Aber wir sollten unsere Verantwortung für unser Leben nicht auf Ärzte abwälzen.

Das bedeutet: Ich fange bei mir selbst an. Ich hinterfrage alles Bisherige!

Ich schaue über den Tellerrand hinaus und ich erlaube mir, auch Neues und Anderes aufzunehmen und geistig zu verarbeiten. Ich muss ehrlich zu mir selbst sein!

Man kann damit beginnen, einen Arzt oder Ernährungsberater seines Vertrauens zu fragen. Man könnte sich ein Buch über Ernährung kaufen und gründlich lesen. Man kann sich online informieren, andere Betroffene fragen, sollte dabei aber darauf achten, dass die, die man fragt, nicht von Interessensgemeinschaften der Industrie oder von einer von der Industrie geförderten Organisation bezahlt werden, weil eine Tatsache ist, krank sind wir alle – nur manche wissen es noch nicht.

Besonders wichtig ist, nicht dogmatisch zu werden und aus der Ernährung keine Religion und Glaubenssache zu machen.

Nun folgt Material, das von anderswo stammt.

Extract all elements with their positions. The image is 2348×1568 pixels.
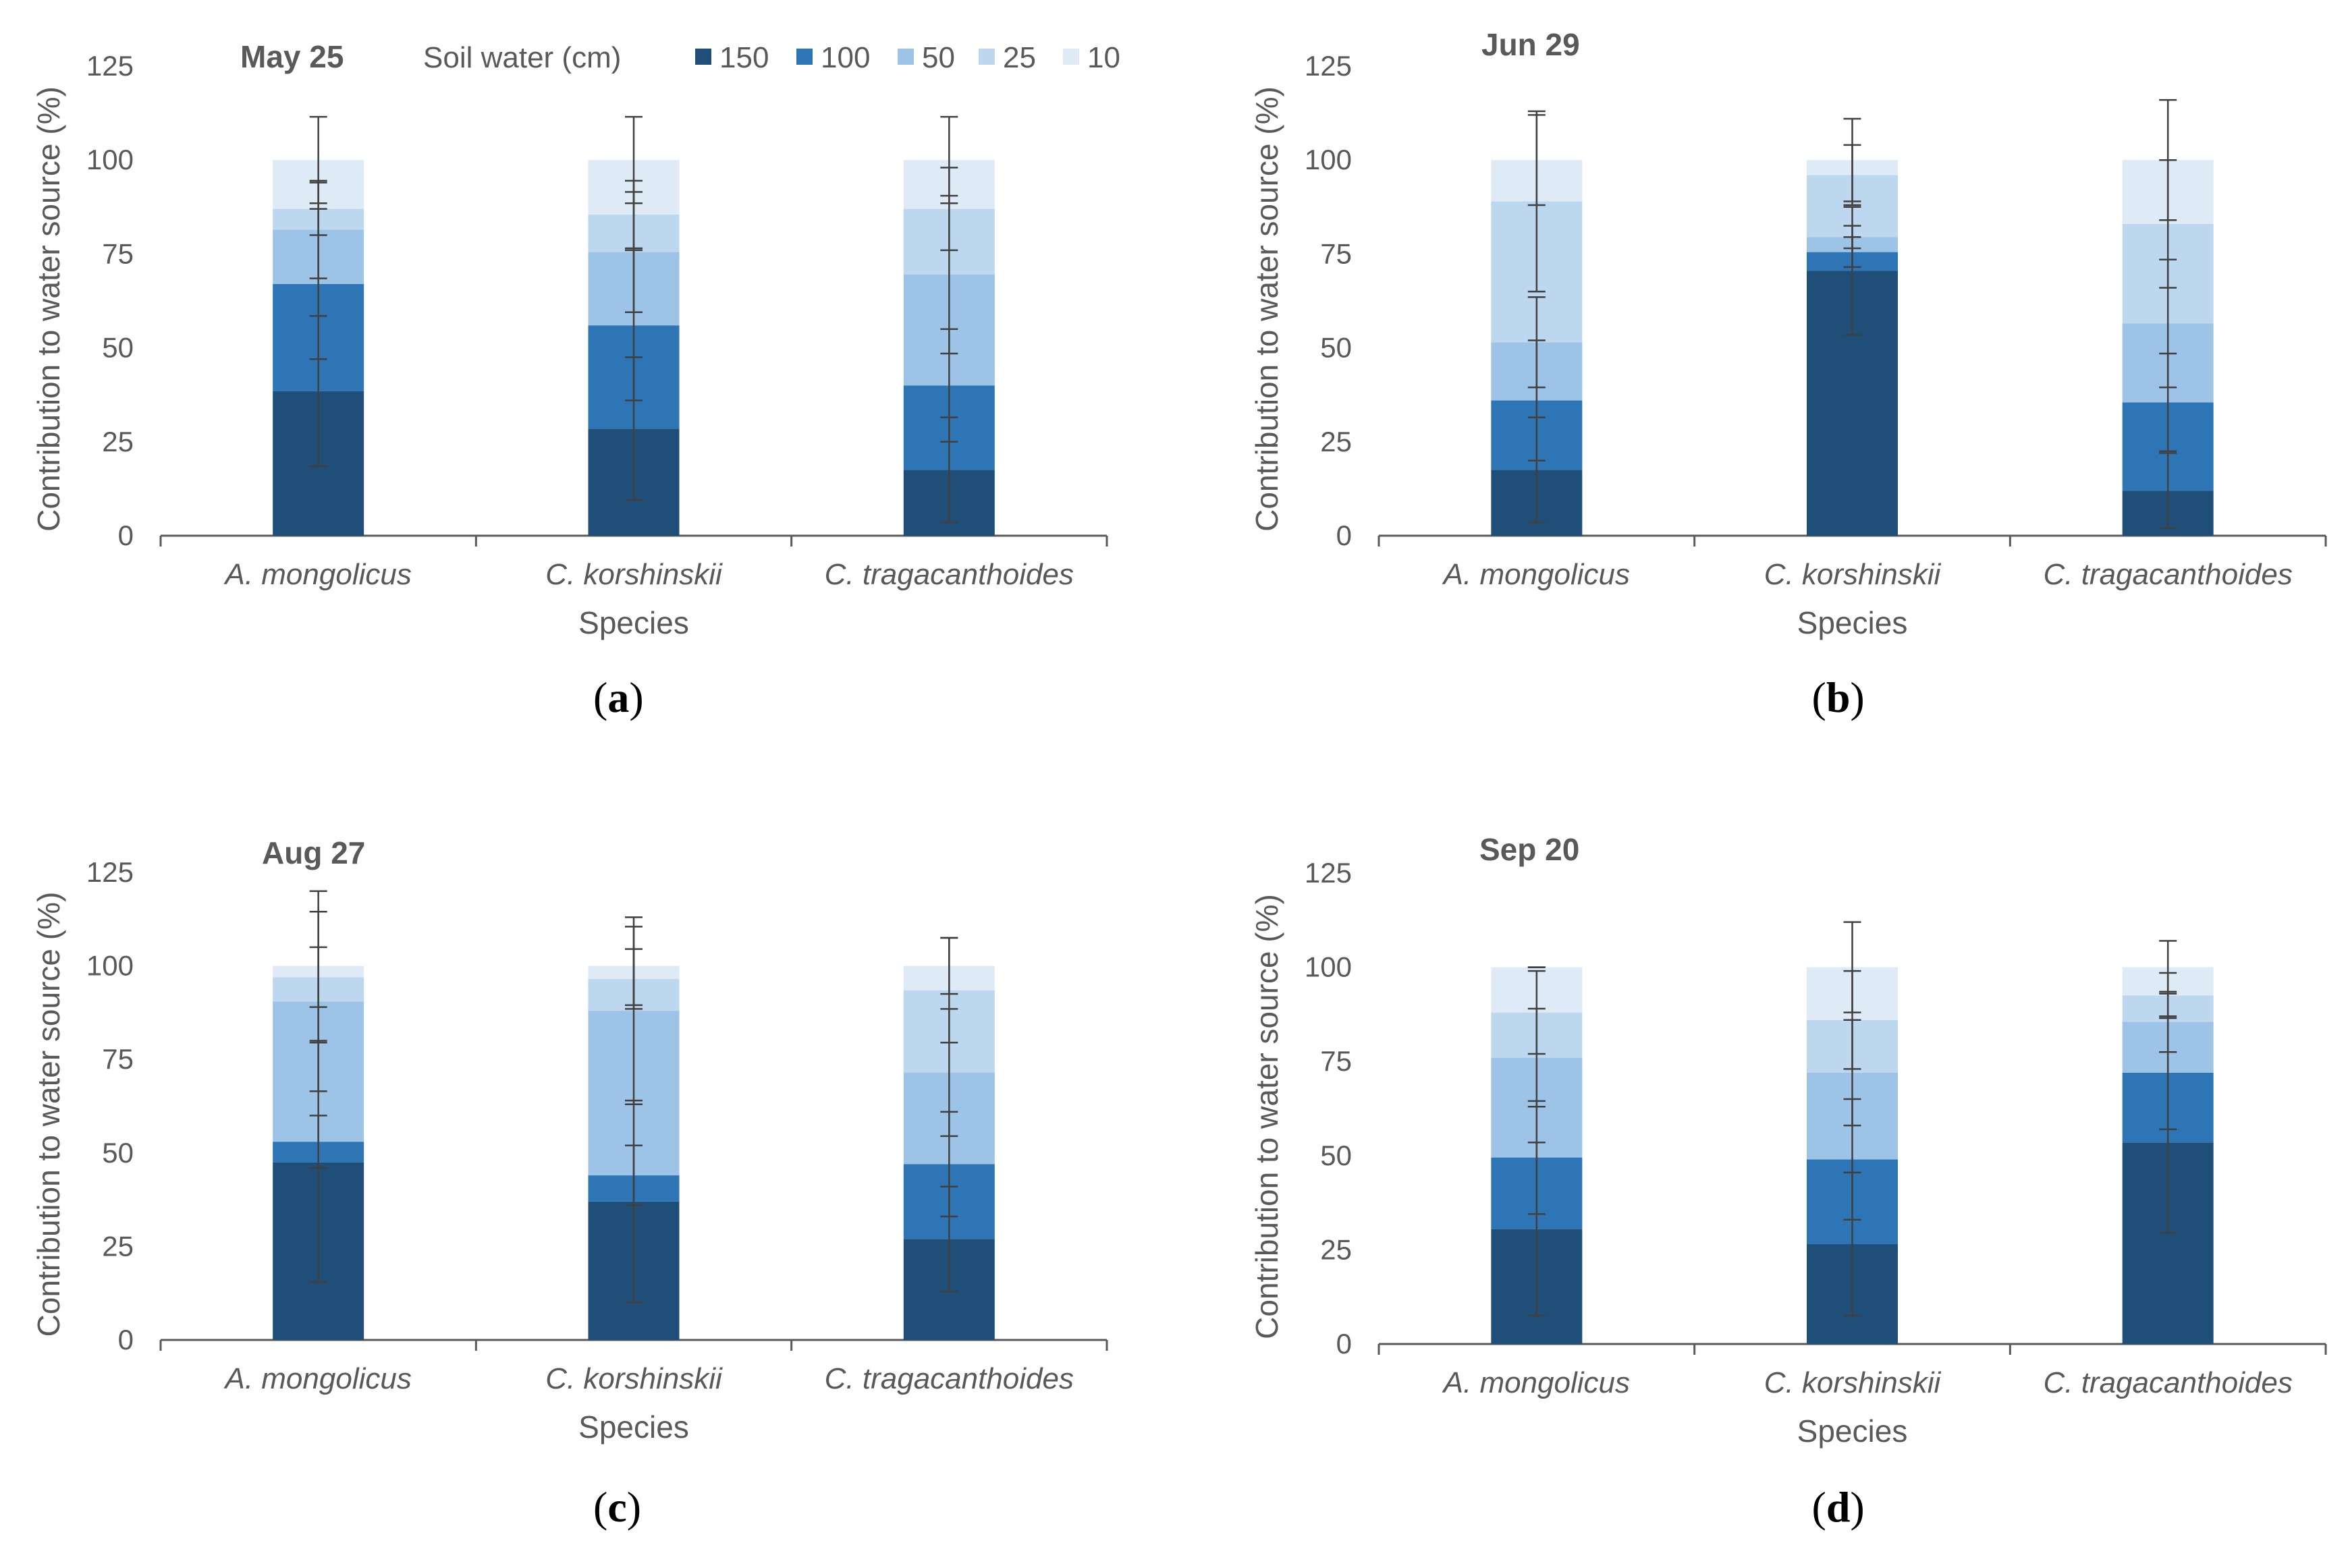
chart-title: May 25	[240, 39, 344, 74]
x-category-label: C. korshinskii	[545, 558, 723, 591]
y-tick-label: 0	[118, 520, 134, 551]
y-axis-title: Contribution to water source (%)	[31, 892, 66, 1337]
y-tick-label: 125	[1305, 857, 1352, 889]
chart-panel-c: 0 25 50 75 100 125 A. mongolicus C. korshinskii…	[31, 835, 1108, 1531]
chart-panel-d: 0 25 50 75 100 125 A. mongolicus C. korshinskii…	[1249, 832, 2327, 1531]
x-category-label: C. tragacanthoides	[825, 558, 1074, 591]
y-tick-label: 0	[118, 1324, 134, 1355]
panel-label-close: )	[1850, 1483, 1864, 1531]
y-tick-label: 25	[102, 1230, 134, 1262]
panel-label-open: (	[1812, 673, 1826, 721]
x-category-label: C. tragacanthoides	[825, 1362, 1074, 1395]
legend: Soil water (cm) 150 100 50 25 10	[423, 41, 1120, 74]
x-axis-title: Species	[578, 1409, 689, 1445]
x-category-label: A. mongolicus	[223, 558, 411, 591]
x-category-label: C. korshinskii	[545, 1362, 723, 1395]
chart-title: Sep 20	[1479, 832, 1579, 867]
chart-title: Jun 29	[1481, 27, 1580, 62]
legend-label: 25	[1003, 41, 1036, 74]
y-tick-label: 50	[1320, 332, 1352, 364]
x-axis-title: Species	[1797, 605, 1908, 640]
y-tick-label: 75	[1320, 237, 1352, 269]
chart-panel-b: 0 25 50 75 100 125 A. mongolicus C. korshinskii…	[1249, 27, 2327, 721]
legend-title: Soil water (cm)	[423, 41, 621, 74]
legend-swatch-10	[1063, 49, 1079, 65]
panel-label-letter: b	[1826, 673, 1851, 721]
legend-swatch-100	[796, 49, 813, 65]
chart-title: Aug 27	[262, 835, 365, 870]
x-category-label: C. tragacanthoides	[2043, 558, 2292, 591]
y-tick-label: 100	[86, 950, 134, 982]
y-axis-title: Contribution to water source (%)	[1249, 894, 1284, 1339]
panel-label-close: )	[629, 673, 643, 721]
legend-label: 50	[922, 41, 955, 74]
x-category-label: C. korshinskii	[1764, 558, 1942, 591]
y-tick-label: 50	[102, 332, 134, 364]
y-axis-title: Contribution to water source (%)	[1249, 86, 1284, 532]
legend-label: 10	[1087, 41, 1120, 74]
y-tick-label: 100	[86, 144, 134, 175]
panel-label-open: (	[593, 1483, 607, 1531]
y-tick-label: 25	[102, 426, 134, 457]
x-category-label: C. tragacanthoides	[2043, 1366, 2292, 1399]
y-axis-title: Contribution to water source (%)	[31, 86, 66, 532]
y-tick-label: 25	[1320, 1233, 1352, 1265]
panel-label-letter: c	[607, 1483, 626, 1531]
panel-label-letter: a	[607, 673, 629, 721]
legend-swatch-50	[898, 49, 914, 65]
y-tick-label: 0	[1336, 1328, 1352, 1360]
x-axis-title: Species	[578, 605, 689, 640]
y-tick-label: 125	[1305, 50, 1352, 82]
panel-label-close: )	[627, 1483, 641, 1531]
y-tick-label: 100	[1305, 951, 1352, 983]
x-category-label: A. mongolicus	[223, 1362, 411, 1395]
panel-label: (d)	[1812, 1483, 1865, 1531]
panel-label: (b)	[1812, 673, 1865, 721]
y-tick-label: 125	[86, 50, 134, 82]
panel-label-open: (	[593, 673, 607, 721]
x-category-label: A. mongolicus	[1442, 558, 1630, 591]
y-tick-label: 75	[102, 1043, 134, 1075]
y-tick-label: 50	[102, 1137, 134, 1169]
legend-swatch-150	[695, 49, 711, 65]
panel-label: (a)	[593, 673, 644, 721]
x-category-label: A. mongolicus	[1442, 1366, 1630, 1399]
y-tick-label: 125	[86, 856, 134, 888]
y-tick-label: 0	[1336, 520, 1352, 551]
y-tick-label: 100	[1305, 144, 1352, 175]
panel-label-close: )	[1850, 673, 1864, 721]
panel-label-open: (	[1812, 1483, 1826, 1531]
x-category-label: C. korshinskii	[1764, 1366, 1942, 1399]
legend-swatch-25	[979, 49, 995, 65]
legend-label: 150	[719, 41, 769, 74]
y-tick-label: 75	[1320, 1045, 1352, 1077]
y-tick-label: 75	[102, 237, 134, 269]
legend-label: 100	[821, 41, 870, 74]
chart-panel-a: 0 25 50 75 100 125 A. mongolicus C. korshinskii…	[31, 39, 1108, 721]
panel-label: (c)	[593, 1483, 641, 1531]
y-tick-label: 25	[1320, 426, 1352, 457]
x-axis-title: Species	[1797, 1413, 1908, 1449]
y-tick-label: 50	[1320, 1140, 1352, 1171]
panel-label-letter: d	[1826, 1483, 1851, 1531]
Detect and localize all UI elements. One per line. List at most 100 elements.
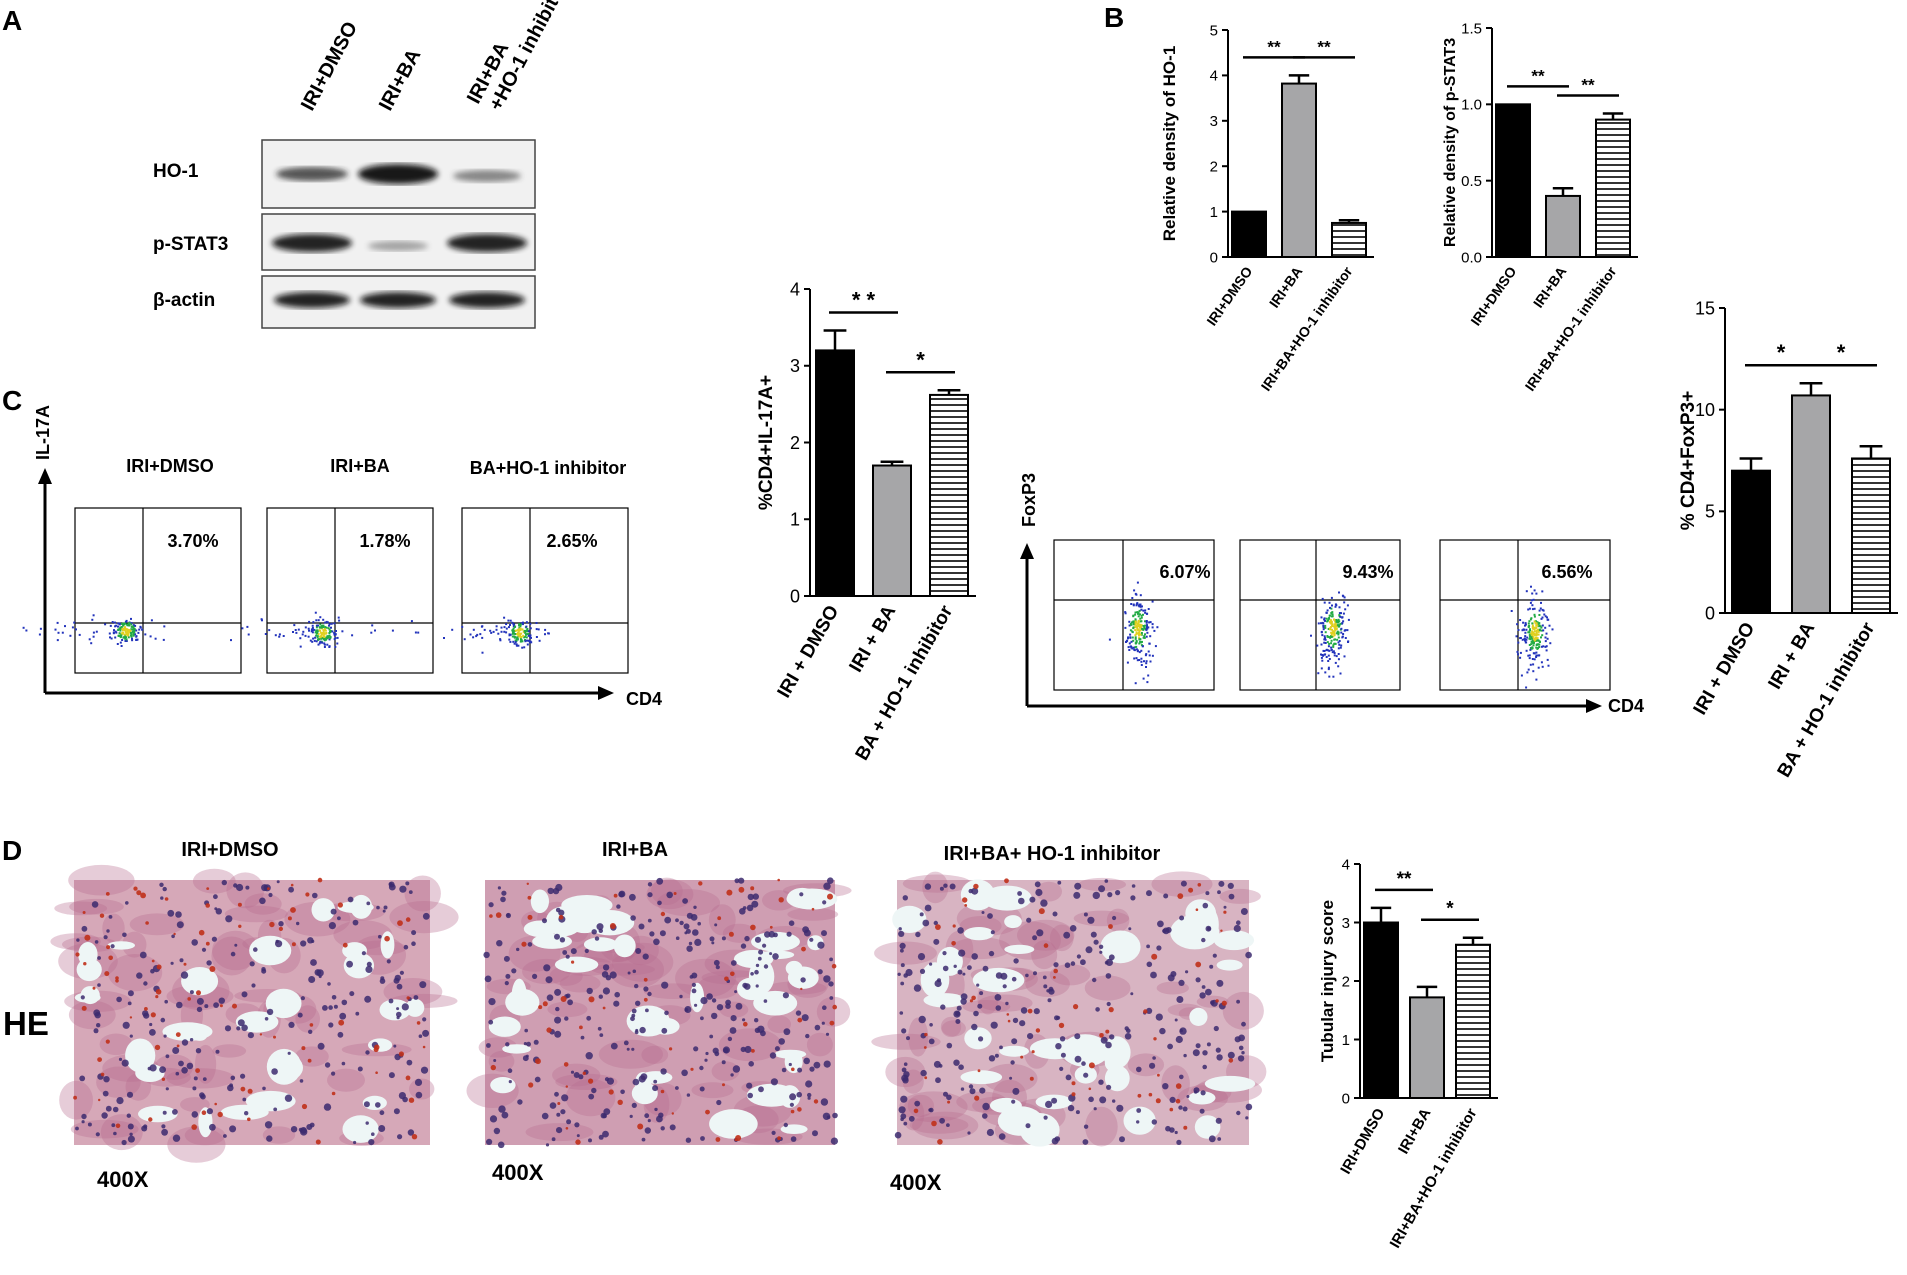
event-dot xyxy=(1135,648,1138,651)
event-dot xyxy=(520,640,523,643)
event-dot xyxy=(307,627,310,630)
nucleus xyxy=(284,1094,293,1102)
event-dot xyxy=(323,636,326,639)
event-dot xyxy=(1132,623,1135,626)
nucleus xyxy=(310,959,317,966)
event-dot xyxy=(123,629,126,632)
red-cell xyxy=(811,907,815,911)
y-tick-label: 0 xyxy=(1705,603,1715,623)
event-dot xyxy=(1324,631,1327,634)
y-tick-label: 0 xyxy=(790,586,800,606)
nucleus xyxy=(526,1041,531,1047)
event-dot xyxy=(292,631,294,633)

Denn nicht nur jeder Mensch ist anders, sondern auch von jedem Menschen ist die Verdauung und das Holobiom (sind die Mikroorganismen, die um uns, auf uns und in uns leben) anders. Wenn wir uns mit unserer Ernährung beschäftigen, dann beschäftigen wir uns gleichzeitig mit unserem Leben.

Es gibt ja wahnsinnig viele verschiedene Diäten! Woher weiß ich denn, welche für mich die richtige ist?

Uschi, ich find schon allein der Begriff DIÄT führt viele Menschen in die Irre, weil viele eine Diät mit einem Anfang und einem Ende verbinden, mit einer zeitlichen Begrenzung.

Wir sollten mehr über Ernährungsweisen sprechen als über Diäten. Und wenn es die eine Diät geben würde, die funktioniert, dann würde es ja keine andere geben.

Aber da jeder Mensch und seine Umgebung in der er lebt anders ist,  kann es DIE Diät und Ernährungsweise gar nicht geben. Eine Ernährungsweise ist immer dem Menschen selbst gewidmet.

Grundlegende Dinge wie z.B. weniger tierische Produkte (Fleisch) ist gesund! Dann sollte man beim Fleisch darauf achten, dass es ein grasgefüttertes Tier ist, das direkt von der Weide ohne Mästung direkt geschlachtet wird.

Viele Gemüse mit wenig Lektinen (Lektine sind Eiweiße, die eine Pflanze bildet, um sich vor Fressfeinden ((Mensch auch)) zu schützen. Lektine erfüllen genau ihre Aufgabe beim Menschen: Unwohlsein.

Vorsicht mit zu viel Obst – es enthält Fruktose und Glucose (weitaus schädigender als bekannt).

Einer der wichtigsten Aspekte ist aber, keine oder sehr wenig industriell hergestellte Lebensmittel (not processed) zu essen. Das ist laut vieler Studien ein Hauptproblem bei der Ernährung.

Wirkliches und echtes BIO ist besser als konventionell hergestellte Lebensmittel.

Es gibt noch mehr Basisregeln, aber hiermit kann man schon mal beginnen.

…Ach ja, und Brot ist nicht allgemein schlecht und macht fett und dumm, nur 95% von dem weltweit hergestellten!! Die anderen 5% können sogar sehr gesund sein.

Vielleicht noch ein kleiner Hinweis:

Man muss nicht Unmengen an tierischen Fleischprodukten verschlingen, um seinen angeblich so hohen Eiweißbedarf zu decken. Zum Beispiel können Hülsenfrüchte jeglicher Art fantastische Eiweißlieferanten sein. Man muss nur dann wissen, wie man sie richtig zubereitet, um ihre hohe Konzentration an schädlichen Lektinen stark zu reduzieren oder komplett abzubauen.

In dem Zusammenhang noch eine Anmerkung: Ballaststoffe sind extrem gesund, das bedeutet aber nicht, dass Vollkorn automatisch sehr gesund ist. Vollkorn aus Getreide kann sogar sehr schädigend wirken, weil neben den wunderbaren Vitaminen und Mineralstoffen, Biovitalstoffen und den super Ballaststoffen leider auch die Konzentration von schädigenden Lektinen extrem hoch ist  und diese im Getreide wesentlich schwieriger zu reduzieren sind als in Hülsenfrüchten oder in Gemüse.

Wow, das ist wirklich ein sehr umfangreiches Thema. Dürfen meine Leser Dich auch direkt fragen Sven?

Uschi, wie ich am Anfang erwähnte, bekomme ich sehr viele Emails und WhatsApps täglich und es ist mir immer eine Freude, wenn ich helfen darf. Selbstverständlich darf mich jeder per WhatsApp, Email oder persönlich fragen.

Vielen herzlichen Dank für deine fundierten Antworten lieber Sven! Ich selbst bin ja ein großer Fan Deiner Bäckereiprodukte und ich liebe auch Euer gesundes Essen.

Dann wünsche ich mir natürlich auch, dass viele über ihren Lebensstil nachdenken und mit Veränderungen an sich selbst beginnen. Bei mir sind Deine Worte auf jeden Fall schon auf fruchtbaren Boden gefallen.